Last month, more than 160 members of Congress said they would support getting rid of federal New Starts funding to save money.
New Starts is a program that provides metro areas help to build large transit projects that otherwise would be difficult, if impossible, to pay for themselves. The program, in fact, helped pay for the existing Red/Purple Lines subway, the Eastside Gold Line and is poised to help pay for the Westside Subway Extension and Regional Connector.

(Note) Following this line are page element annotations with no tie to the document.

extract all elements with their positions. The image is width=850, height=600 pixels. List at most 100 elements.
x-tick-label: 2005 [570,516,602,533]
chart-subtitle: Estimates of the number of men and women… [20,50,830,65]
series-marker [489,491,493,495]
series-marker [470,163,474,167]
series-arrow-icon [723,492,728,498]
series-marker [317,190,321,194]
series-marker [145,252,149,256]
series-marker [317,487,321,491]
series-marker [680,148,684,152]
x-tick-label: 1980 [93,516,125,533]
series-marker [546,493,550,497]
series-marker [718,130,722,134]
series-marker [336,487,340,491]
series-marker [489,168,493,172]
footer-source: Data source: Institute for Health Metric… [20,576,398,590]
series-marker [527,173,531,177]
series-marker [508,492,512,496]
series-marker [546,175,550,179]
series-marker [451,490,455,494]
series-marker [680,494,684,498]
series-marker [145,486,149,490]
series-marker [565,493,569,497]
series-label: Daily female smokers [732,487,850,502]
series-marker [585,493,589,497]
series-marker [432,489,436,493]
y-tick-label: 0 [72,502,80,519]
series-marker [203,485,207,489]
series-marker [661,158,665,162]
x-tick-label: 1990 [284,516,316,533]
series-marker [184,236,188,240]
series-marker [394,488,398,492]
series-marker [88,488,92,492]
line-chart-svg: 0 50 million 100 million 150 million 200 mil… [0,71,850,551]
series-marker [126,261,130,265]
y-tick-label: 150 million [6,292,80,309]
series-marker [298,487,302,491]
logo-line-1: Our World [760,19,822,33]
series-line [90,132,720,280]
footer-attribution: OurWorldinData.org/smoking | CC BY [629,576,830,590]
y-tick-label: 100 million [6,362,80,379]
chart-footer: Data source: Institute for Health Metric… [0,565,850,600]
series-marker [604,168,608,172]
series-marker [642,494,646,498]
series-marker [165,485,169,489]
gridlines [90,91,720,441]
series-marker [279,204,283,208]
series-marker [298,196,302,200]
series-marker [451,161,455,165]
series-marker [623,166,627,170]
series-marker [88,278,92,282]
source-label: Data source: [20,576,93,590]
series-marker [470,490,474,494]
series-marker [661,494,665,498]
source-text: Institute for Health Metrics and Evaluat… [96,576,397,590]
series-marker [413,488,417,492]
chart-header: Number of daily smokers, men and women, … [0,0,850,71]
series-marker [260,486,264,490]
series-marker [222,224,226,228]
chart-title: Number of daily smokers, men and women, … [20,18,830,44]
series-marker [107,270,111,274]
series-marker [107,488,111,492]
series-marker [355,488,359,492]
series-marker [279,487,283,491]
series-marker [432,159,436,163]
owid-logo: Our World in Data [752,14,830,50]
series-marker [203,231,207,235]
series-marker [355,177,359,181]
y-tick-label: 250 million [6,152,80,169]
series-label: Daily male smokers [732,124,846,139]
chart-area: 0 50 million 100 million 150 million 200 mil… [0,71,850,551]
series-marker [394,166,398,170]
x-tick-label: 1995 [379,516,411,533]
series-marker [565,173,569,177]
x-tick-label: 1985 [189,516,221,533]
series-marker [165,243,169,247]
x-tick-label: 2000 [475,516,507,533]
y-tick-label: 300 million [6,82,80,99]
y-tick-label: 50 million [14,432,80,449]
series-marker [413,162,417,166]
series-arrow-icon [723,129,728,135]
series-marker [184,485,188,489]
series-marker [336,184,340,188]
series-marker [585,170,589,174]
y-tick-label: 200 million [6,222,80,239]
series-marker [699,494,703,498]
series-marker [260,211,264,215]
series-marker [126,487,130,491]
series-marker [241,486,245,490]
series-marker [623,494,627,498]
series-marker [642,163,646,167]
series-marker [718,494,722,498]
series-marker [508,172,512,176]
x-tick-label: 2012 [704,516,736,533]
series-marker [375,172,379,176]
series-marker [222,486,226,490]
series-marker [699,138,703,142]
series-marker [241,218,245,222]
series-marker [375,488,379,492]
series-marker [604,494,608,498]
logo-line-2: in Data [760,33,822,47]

Is this really a program we want to get rid of?
Not coincidentally, most Americans — more than 75 percent — live in urban areas, according to the U.S. Census Bureau. Furthermore, according to the Bureau’s 2009 American Community Survey, more than 56 percent of Americans live in the top 50 metro areas.
The following map below breaks down the distribution of Americans living in urban areas by state:
Even under the Census Bureau’s relatively loose definition of an urban area (which may include areas some would dismiss as the distant suburbs or, in layman’s terms, the boonies), most of America’s urbanites are concentrated in a relatively small quantity of space, according to this map:
This, perhaps, underscores the curiosity factor that led to the creation of the following map, which shows the location of the seven recently funded New Starts projects. Click on the red dots to learn more about the project:
At this point it seems likely that New Starts will survive, because there’s not enough votes to get rid of it. Our point is this: New Starts is putting taxpayer money where the majority of taxpayers live — in big cities and metro areas.